От мысли, что мы продвигаемся в глубь Германии, у меня кружилась голова. Я столько писал об этом, когда гитлеровцы были на Волге, а теперь я ехал по хорошей, гладкой дороге, обсаженной липами, глядел на старый замок, на ратушу, на магазины с немецкими вывесками, и все не верилось: неужели мы в Германии? Как-то повстречался я со старыми друзьями - тацинцами. Мы долго, улыбаясь, бессмысленно повторяли: «Вот, значит, где…»
Почти у каждого было свое горе: погибли два брата, сожгли дом и угнали сестер в Германию, убили мать в Полтаве, всю семью заму-чили в Гомеле -ненависть была живой, не успевшей притихнуть. Бог ты мой, если бы перед нами оказались Гитлер или Гиммлер, министры, гестаповцы, палачи!… Но на дорогах жалобно скрипели телеги, метались без толку старые немки, плакали дети, потерявшие матерей, и в сердце подымалась жалость. Я помнил, конечно, что немцы не жалели наших, все помнил, но одно дело фашизм, рейх, Германия, другие - старик в нелепой тирольской шляпе с перышком, который бежит по развороченной улице и машет клочком простыни.
В Растснбурге красноармеец яростно колол штыком девушку из папье-маше, стоявшую в витрине разгромленного магазина. Кукла кокетливо улыбалась, а он колол, колол. Я сказал: «Брось! Немцы смотрят…» Он ответил: «Гады! Жену замучили…» - он был белорусом.
В том же Растенбурге комендантом города назначили майора Розенфельда. Гитлеровцы убили его семью, а он делал все, чтобы оградить население немецкого города. Он оставил меня ночевать. В доме богатого фашиста на стене висела любительская фотография: дочь хозяина подносит букет Гитлеру. Местные жители рассказывали, что в этом доме останавливался фюрер, когда приезжал в Восточную Пруссию. Майор Розенфельд горевал, что его оторвали от полка, но работал чуть ли не круглые сутки. При мне к коменданту привели маленькую девочку - родители погибли. Майор ласково и печально глядел на нее, может быть, вспоминал свою дочку. Сколько раз он, наверно, повторял про себя слова о «священной мести», а в Растенбурге понял, что это была абстракция и что рана в его сердце не заживет.
Радость победы и здесь смешивалась с той печалью, которая неизменно рождается, когда видишь войну - не на полотне баталиста, не на экране, а под носом: расщепленные дома, пух от перин, беженцы, узлы, недоеные коровы, а чей-то долгий пронзительный визг застревает надолго в ушах.

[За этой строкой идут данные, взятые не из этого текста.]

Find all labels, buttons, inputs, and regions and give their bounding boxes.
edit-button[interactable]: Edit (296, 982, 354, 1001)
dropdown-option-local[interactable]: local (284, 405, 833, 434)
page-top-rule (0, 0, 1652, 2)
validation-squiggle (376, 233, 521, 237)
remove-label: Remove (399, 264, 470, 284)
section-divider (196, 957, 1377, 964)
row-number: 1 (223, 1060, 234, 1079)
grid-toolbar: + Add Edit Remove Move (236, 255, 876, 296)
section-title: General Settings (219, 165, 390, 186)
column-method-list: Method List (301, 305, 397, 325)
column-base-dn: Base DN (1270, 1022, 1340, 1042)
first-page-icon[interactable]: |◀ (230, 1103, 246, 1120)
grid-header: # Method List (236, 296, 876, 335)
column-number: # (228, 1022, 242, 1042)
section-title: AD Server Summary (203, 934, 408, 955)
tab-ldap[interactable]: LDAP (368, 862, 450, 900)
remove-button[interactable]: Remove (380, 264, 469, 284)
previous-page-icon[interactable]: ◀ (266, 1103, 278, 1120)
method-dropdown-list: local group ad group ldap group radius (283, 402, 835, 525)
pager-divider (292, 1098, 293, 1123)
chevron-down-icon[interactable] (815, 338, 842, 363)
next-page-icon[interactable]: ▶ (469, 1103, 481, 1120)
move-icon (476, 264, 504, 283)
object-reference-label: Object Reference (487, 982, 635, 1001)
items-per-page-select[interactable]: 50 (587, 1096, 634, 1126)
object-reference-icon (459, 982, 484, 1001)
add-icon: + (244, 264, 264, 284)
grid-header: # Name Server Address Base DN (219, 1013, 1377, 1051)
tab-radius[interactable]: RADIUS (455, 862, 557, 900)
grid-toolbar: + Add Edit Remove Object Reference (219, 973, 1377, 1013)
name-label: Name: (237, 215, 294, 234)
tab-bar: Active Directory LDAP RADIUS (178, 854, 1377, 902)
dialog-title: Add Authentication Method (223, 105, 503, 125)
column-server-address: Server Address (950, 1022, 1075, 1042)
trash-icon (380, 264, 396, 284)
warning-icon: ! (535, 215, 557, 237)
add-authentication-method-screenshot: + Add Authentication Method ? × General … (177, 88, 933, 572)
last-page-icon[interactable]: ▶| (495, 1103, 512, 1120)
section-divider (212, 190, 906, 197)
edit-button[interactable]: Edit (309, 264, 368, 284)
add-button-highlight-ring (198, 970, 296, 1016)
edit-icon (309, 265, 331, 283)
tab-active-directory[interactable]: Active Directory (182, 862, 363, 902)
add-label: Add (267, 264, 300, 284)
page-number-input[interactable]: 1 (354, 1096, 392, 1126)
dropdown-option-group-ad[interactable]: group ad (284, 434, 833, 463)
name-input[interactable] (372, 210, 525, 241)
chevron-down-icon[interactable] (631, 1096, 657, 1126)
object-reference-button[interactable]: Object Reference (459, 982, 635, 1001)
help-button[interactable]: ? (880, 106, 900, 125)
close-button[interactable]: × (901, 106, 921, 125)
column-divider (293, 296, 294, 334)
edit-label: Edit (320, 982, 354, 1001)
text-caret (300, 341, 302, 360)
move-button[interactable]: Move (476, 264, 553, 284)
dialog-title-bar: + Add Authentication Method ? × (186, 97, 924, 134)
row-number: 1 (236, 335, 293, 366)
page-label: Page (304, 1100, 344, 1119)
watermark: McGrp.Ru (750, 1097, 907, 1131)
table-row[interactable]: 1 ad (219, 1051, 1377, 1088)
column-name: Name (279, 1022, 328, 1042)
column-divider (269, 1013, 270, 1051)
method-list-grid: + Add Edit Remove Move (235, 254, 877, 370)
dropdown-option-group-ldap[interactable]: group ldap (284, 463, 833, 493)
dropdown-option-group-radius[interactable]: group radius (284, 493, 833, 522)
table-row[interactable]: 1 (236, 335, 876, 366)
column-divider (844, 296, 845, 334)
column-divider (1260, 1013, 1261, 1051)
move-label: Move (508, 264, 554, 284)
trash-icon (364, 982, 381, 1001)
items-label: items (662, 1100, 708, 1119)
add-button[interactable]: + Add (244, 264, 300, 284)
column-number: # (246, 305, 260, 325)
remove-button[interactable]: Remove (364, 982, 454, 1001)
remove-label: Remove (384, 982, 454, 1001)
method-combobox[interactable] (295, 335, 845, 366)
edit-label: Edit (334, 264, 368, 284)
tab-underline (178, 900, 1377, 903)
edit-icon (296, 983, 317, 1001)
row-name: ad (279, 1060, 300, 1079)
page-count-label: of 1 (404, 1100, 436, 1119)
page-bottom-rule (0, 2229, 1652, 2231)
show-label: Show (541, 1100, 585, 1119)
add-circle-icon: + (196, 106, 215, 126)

Некоторые города были разбиты артиллерией; в Крейцбурге уцелела только тюрьма; среди развалин Велау я не нашел ни одного немца: все убежали. Другие города уцелели; в Растенбурге жители очищали улицы от обломков мебели, разломанных телег. В Эльбинге оказалось шестьдесят тысяч человек - треть населения осталась.
Восточная Пруссия издавна считалась самой реакционной частью Германии. Здесь было мало заводов, мало рабочих; зажиточные крестьяне голосовали за Гинденбурга, потом дружно кричали «хайль Гитлер». Помещики были подлинными зубрами, любая либеральная поблажка казалась им оскорблением родовой чести. В городах жили коммерсанты, чиновники и адвокаты, врачи, нотариусы, люди интеллигентских профессий, которых трудно причислить к интеллигенции. Дома были чистыми, благоустроенными, с мещанским уютом, с рогами оленей в столовой, с вышитыми сентенциями о том, что «порядок в доме - порядок в государстве» или что «трудись - и увидишь сладкие сны». В кухне стояли фаянсовые банки с надписями «соль», «перец», «тмин». «кофе». На полке красовались книги: Библия, стихи Уланда, иногда том Гёте, доставшиеся в наследство, и десяток новых изданий - «Майн кампф», «Поход на Польшу», «Расовая гигиена», «Наша верная Пруссия». В таких городах, как Растенбург, Летцен, Тапиау, не было городских библиотек. В Бартенштейне мне сказали, что здание музея невредимо. Я всполошил коменданта: «Сейчас же поставьте охрану». Пошел в музей, и стало не по себе: кроме чучел животных, гам были весьма однообразные экспонаты огромный портрет Гинденбурга, карта военных действий в 1914 году, трофеи - погоны русского офицера, фотография разрушенной Варшавы, портреты местных благотворительниц.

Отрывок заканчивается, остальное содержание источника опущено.